Moving documentary on prisoners who break wild horses


#1

Originally published at: https://boingboing.net/2018/05/10/moving-documentary-on-prisoner.html


#2

Are the horses under warranty?


#3

Looks like they are not “breaking” the horses the old bronco busting way but using the “join up” technique which Monty Roberts and Buck Brannaman have developed and made popular. Join up requires a level of observation and maturity in the relationship between human and horse that bronco busing did not require.

A fine film about the process is “Buck” a documentary directed by Cindy Meehl, Cedar Creek Productions, 2011
http://buckthefilm.com

This section I transcribed from the film might give you some of the sense of why this method builds intelligence in both human and horse:

from 20:50 - 22:50
Let’s say the horse needed you to be firm. There’s a difference between firm and hard. Let’s say I needed to take a hold of the horse with twenty pounds. The way I go about getting to 20 pounds is going to have a lot to do with whether you’re successful or not.

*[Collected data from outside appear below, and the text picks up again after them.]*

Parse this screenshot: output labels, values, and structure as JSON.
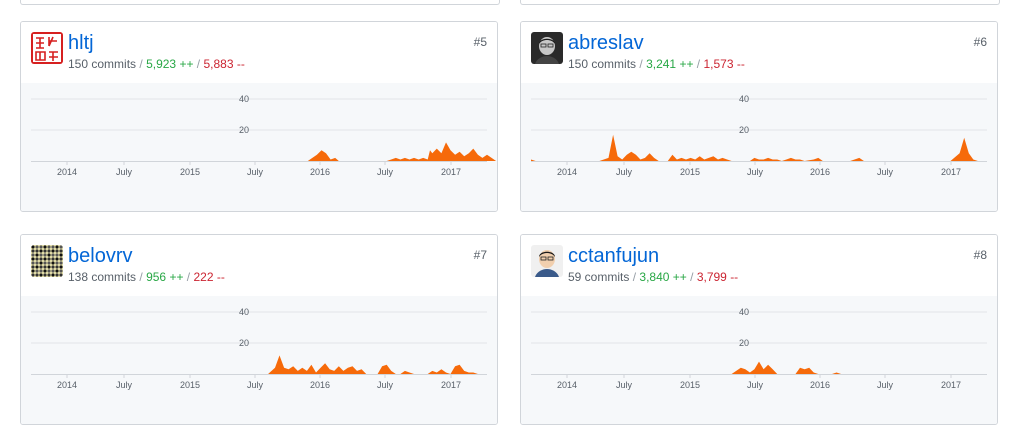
{
  "stats_sep": "/",
  "add_suffix": "++",
  "del_suffix": "--",
  "colors": {
    "area": "#f66a0a",
    "link": "#0366d6",
    "add": "#28a745",
    "del": "#cb2431"
  },
  "contributors": [
    {
      "login": "hltj",
      "rank": "#5",
      "commits": "150 commits",
      "additions": "5,923",
      "deletions": "5,883",
      "avatar_icon": "red-seal-avatar",
      "chart_data": {
        "type": "area",
        "y_ticks": [
          20,
          40
        ],
        "ylim": [
          0,
          50
        ],
        "x_ticks": [
          "2014",
          "July",
          "2015",
          "July",
          "2016",
          "July",
          "2017"
        ],
        "points": [
          [
            0.607,
            0
          ],
          [
            0.627,
            4
          ],
          [
            0.637,
            7
          ],
          [
            0.647,
            5
          ],
          [
            0.657,
            1
          ],
          [
            0.667,
            2
          ],
          [
            0.675,
            0
          ],
          [
            0.78,
            0
          ],
          [
            0.79,
            1
          ],
          [
            0.8,
            2
          ],
          [
            0.81,
            1
          ],
          [
            0.82,
            2
          ],
          [
            0.83,
            1
          ],
          [
            0.84,
            2
          ],
          [
            0.85,
            1
          ],
          [
            0.86,
            2
          ],
          [
            0.87,
            1
          ],
          [
            0.875,
            7
          ],
          [
            0.88,
            5
          ],
          [
            0.89,
            8
          ],
          [
            0.9,
            5
          ],
          [
            0.91,
            12
          ],
          [
            0.92,
            7
          ],
          [
            0.93,
            4
          ],
          [
            0.94,
            6
          ],
          [
            0.95,
            3
          ],
          [
            0.96,
            5
          ],
          [
            0.97,
            8
          ],
          [
            0.98,
            4
          ],
          [
            0.99,
            2
          ],
          [
            1.0,
            4
          ],
          [
            1.01,
            2
          ],
          [
            1.02,
            0
          ]
        ]
      }
    },
    {
      "login": "abreslav",
      "rank": "#6",
      "commits": "150 commits",
      "additions": "3,241",
      "deletions": "1,573",
      "avatar_icon": "person-photo-avatar",
      "chart_data": {
        "type": "area",
        "y_ticks": [
          20,
          40
        ],
        "ylim": [
          0,
          50
        ],
        "x_ticks": [
          "2014",
          "July",
          "2015",
          "July",
          "2016",
          "July",
          "2017"
        ],
        "points": [
          [
            0.0,
            1
          ],
          [
            0.01,
            0
          ],
          [
            0.15,
            0
          ],
          [
            0.17,
            2
          ],
          [
            0.18,
            17
          ],
          [
            0.19,
            3
          ],
          [
            0.2,
            1
          ],
          [
            0.21,
            4
          ],
          [
            0.22,
            6
          ],
          [
            0.23,
            4
          ],
          [
            0.24,
            1
          ],
          [
            0.25,
            2
          ],
          [
            0.26,
            5
          ],
          [
            0.27,
            2
          ],
          [
            0.28,
            0
          ],
          [
            0.3,
            0
          ],
          [
            0.31,
            4
          ],
          [
            0.32,
            1
          ],
          [
            0.33,
            2
          ],
          [
            0.34,
            1
          ],
          [
            0.35,
            2
          ],
          [
            0.36,
            1
          ],
          [
            0.37,
            3
          ],
          [
            0.38,
            1
          ],
          [
            0.39,
            2
          ],
          [
            0.4,
            3
          ],
          [
            0.41,
            1
          ],
          [
            0.42,
            2
          ],
          [
            0.43,
            1
          ],
          [
            0.44,
            0
          ],
          [
            0.48,
            0
          ],
          [
            0.49,
            2
          ],
          [
            0.5,
            1
          ],
          [
            0.51,
            1
          ],
          [
            0.52,
            2
          ],
          [
            0.53,
            1
          ],
          [
            0.54,
            1
          ],
          [
            0.55,
            0
          ],
          [
            0.56,
            1
          ],
          [
            0.57,
            2
          ],
          [
            0.58,
            1
          ],
          [
            0.59,
            1
          ],
          [
            0.6,
            0
          ],
          [
            0.62,
            1
          ],
          [
            0.63,
            2
          ],
          [
            0.64,
            0
          ],
          [
            0.7,
            0
          ],
          [
            0.72,
            2
          ],
          [
            0.73,
            0
          ],
          [
            0.92,
            0
          ],
          [
            0.94,
            5
          ],
          [
            0.95,
            15
          ],
          [
            0.96,
            5
          ],
          [
            0.97,
            1
          ],
          [
            0.98,
            0
          ]
        ]
      }
    },
    {
      "login": "belovrv",
      "rank": "#7",
      "commits": "138 commits",
      "additions": "956",
      "deletions": "222",
      "avatar_icon": "dot-pattern-avatar",
      "chart_data": {
        "type": "area",
        "y_ticks": [
          20,
          40
        ],
        "ylim": [
          0,
          50
        ],
        "x_ticks": [
          "2014",
          "July",
          "2015",
          "July",
          "2016",
          "July",
          "2017"
        ],
        "points": [
          [
            0.52,
            0
          ],
          [
            0.535,
            4
          ],
          [
            0.545,
            12
          ],
          [
            0.555,
            4
          ],
          [
            0.565,
            3
          ],
          [
            0.575,
            5
          ],
          [
            0.585,
            2
          ],
          [
            0.595,
            4
          ],
          [
            0.605,
            2
          ],
          [
            0.615,
            6
          ],
          [
            0.625,
            1
          ],
          [
            0.635,
            4
          ],
          [
            0.645,
            7
          ],
          [
            0.655,
            3
          ],
          [
            0.665,
            2
          ],
          [
            0.675,
            5
          ],
          [
            0.685,
            2
          ],
          [
            0.695,
            4
          ],
          [
            0.705,
            5
          ],
          [
            0.715,
            2
          ],
          [
            0.725,
            3
          ],
          [
            0.735,
            0
          ],
          [
            0.76,
            0
          ],
          [
            0.77,
            5
          ],
          [
            0.78,
            6
          ],
          [
            0.79,
            2
          ],
          [
            0.8,
            0
          ],
          [
            0.81,
            0
          ],
          [
            0.82,
            2
          ],
          [
            0.83,
            1
          ],
          [
            0.84,
            0
          ],
          [
            0.87,
            0
          ],
          [
            0.88,
            2
          ],
          [
            0.89,
            1
          ],
          [
            0.9,
            3
          ],
          [
            0.91,
            1
          ],
          [
            0.92,
            0
          ],
          [
            0.93,
            5
          ],
          [
            0.94,
            6
          ],
          [
            0.95,
            2
          ],
          [
            0.96,
            1
          ],
          [
            0.97,
            1
          ],
          [
            0.98,
            0
          ]
        ]
      }
    },
    {
      "login": "cctanfujun",
      "rank": "#8",
      "commits": "59 commits",
      "additions": "3,840",
      "deletions": "3,799",
      "avatar_icon": "person-photo-avatar",
      "chart_data": {
        "type": "area",
        "y_ticks": [
          20,
          40
        ],
        "ylim": [
          0,
          50
        ],
        "x_ticks": [
          "2014",
          "July",
          "2015",
          "July",
          "2016",
          "July",
          "2017"
        ],
        "points": [
          [
            0.44,
            0
          ],
          [
            0.46,
            4
          ],
          [
            0.47,
            3
          ],
          [
            0.48,
            1
          ],
          [
            0.49,
            3
          ],
          [
            0.5,
            8
          ],
          [
            0.51,
            3
          ],
          [
            0.52,
            6
          ],
          [
            0.53,
            3
          ],
          [
            0.54,
            0
          ],
          [
            0.56,
            0
          ],
          [
            0.58,
            0
          ],
          [
            0.59,
            4
          ],
          [
            0.6,
            3
          ],
          [
            0.61,
            4
          ],
          [
            0.62,
            1
          ],
          [
            0.63,
            0
          ],
          [
            0.66,
            0
          ],
          [
            0.67,
            1
          ],
          [
            0.68,
            0
          ]
        ]
      }
    }
  ]
}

Hold on to that. [Hands Robert a rein] I’m going to pull on you some so don’t let me get it away from you. OK, so close your hand on that or it’s gonna come away from you and don’t give to me.
Let’s say I needed to pull on this horse about that hard. [Pulls easily and steadily] The way I took a hold of you wasn’t really offensive, wouldn’t make you afraid.

But let’s say I was abrupt and had the hands like a butcher and I took a hold of the horse like that. [Jerks] Now I’m pulling about like what I said but it’s how I got there. Be ready. [Jerks} It’s how I got there that could be rude to the horse.

Now watch Robert closely. [Jerks] I’m just riding with bad hands. [Jerks] [Feints a jerk] Ah, you brace. I didn’t hit ya. Why did you do that? He’s protecting himself. Once I’ve done this a few times [jerks] with him he’ll brace all the time. Like that. See him brace. You can’t help yourself. And I’m even telling you you’re going to do it and you still can’t help it.

But if I took a hold of him like this, [Eases into a pull] you might give to me and then I give to you. But it’s the way I go about it and whenever you’re ready maybe you’d give to me. Otherwise I’ll just wait here. [Rein taut between them] Nobody’s going to get any lunch today. [Rein slackens as Robert softens] When you started to soften, so did I. And you both feel together. If you were real sensitive to me when I feel of you here you’d already be giving.

That means something to my horse. That’s what a soft feel, that’s what I do to get a soft feel right there. And I want you to get at least get a mental picture of what a horse operating on a feel is, where hopefully it looks good to you, that you’ll want that, that you’ll strive for that.


#4

That’s almost kind of spooky, it’s very similar to my experience learning how to walk my dog.

I didn’t know I was doing it wrong, just that he was always tugging and lunging against the leash. Then someone showed me how she did it, and after watching for just a few walks, I found myself “listening” intently to the way he pulled on the leash, and it felt more like a negotiation somehow. I should’ve guessed that horse people were already onto this dynamic.

(what’s it going to take for management to get this memo?)


#5

I have been doing aikido for over 35 years and this is a fundamental and continuous lesson in that martial art. If you meet force with force, you get stuck. If you relax and use the point of contact as a pivot point, you can move even the strongest person easily, (provided you have learned a few other lessons as well).

It’s something akin to the startle response I think.

Management will never get the memo. Womanagement, however, may be more susceptible to recognizing the possibility.


#6

Please let’s nobody tell PETA about this, mkay??